Azerbaijan should continue the peace agenda with Armenia, but must not assume that the old risks have disappeared, political analyst Ramiz Yunus said in an interview with Caliber.Az.

Yunus said Armenia’s current leadership moved toward peace with Azerbaijan not out of goodwill, but because of the new regional reality created after Azerbaijan restored its territorial integrity and sovereignty.

According to him, Prime Minister Nikol Pashinyan may now speak about peace and a “new republic,” but that does not mean revanchist thinking inside Armenian society has been overcome.

Yunus said a large part of Armenian society still struggles to accept the results of the war and the collapse of the old political formula built around territorial claims against Azerbaijan.

The analyst argued that Armenia has not yet gone through a deep internal reassessment of its past policies. He compared that process to postwar reckoning in other societies, saying real change requires time, institutions and a generational shift.

Yunus also pointed to recent anti-Azerbaijani resolutions in the parliaments of Belgium and the Netherlands, saying they show that old Armenia-centered networks in the West remain active.

In his view, such initiatives may not always serve the interests of the current Armenian government, especially if Yerevan is trying to move toward a peace agreement. But their appearance, he said, shows that the external infrastructure once used to pressure Azerbaijan has not disappeared.

Yunus said Baku should use its political and diplomatic leverage to prevent Armenia from returning to its old policy of territorial claims and confrontation.

He stressed that Azerbaijan supports peace, but should not build its strategy on unchecked trust.

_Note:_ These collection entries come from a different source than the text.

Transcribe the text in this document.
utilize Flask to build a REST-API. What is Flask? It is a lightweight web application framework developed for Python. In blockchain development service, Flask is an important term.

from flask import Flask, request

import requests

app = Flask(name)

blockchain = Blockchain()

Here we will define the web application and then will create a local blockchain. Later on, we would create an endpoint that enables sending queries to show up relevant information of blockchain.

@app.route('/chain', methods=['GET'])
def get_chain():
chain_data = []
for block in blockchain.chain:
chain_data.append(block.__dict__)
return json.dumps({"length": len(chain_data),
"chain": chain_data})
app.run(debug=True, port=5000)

The analyst said the principle should be simple: trust, but verify. In his view, Baku must remain politically, militarily and informationally prepared for different scenarios.

Yunus also argued that the topics of Goycha and Zangezur should remain in Azerbaijan’s political discourse as a reminder to Yerevan of the cost of revanchism.

According to him, Armenia should understand that any attempt to revive territorial claims against Azerbaijan could create serious consequences for its own statehood.

Yunus said Azerbaijan is now in a much stronger position than in the early years of independence. After 2020, and especially after the restoration of full sovereignty over its territories, Baku no longer reacts to external pressure in the same way, he said.

Instead, Azerbaijan is increasingly shaping the rules of the game in the region.

For Yunus, peace with Armenia is possible only if it is based on a clear acceptance of the new realities. He said diplomacy should continue, but strategic caution should remain at the center of Baku’s approach.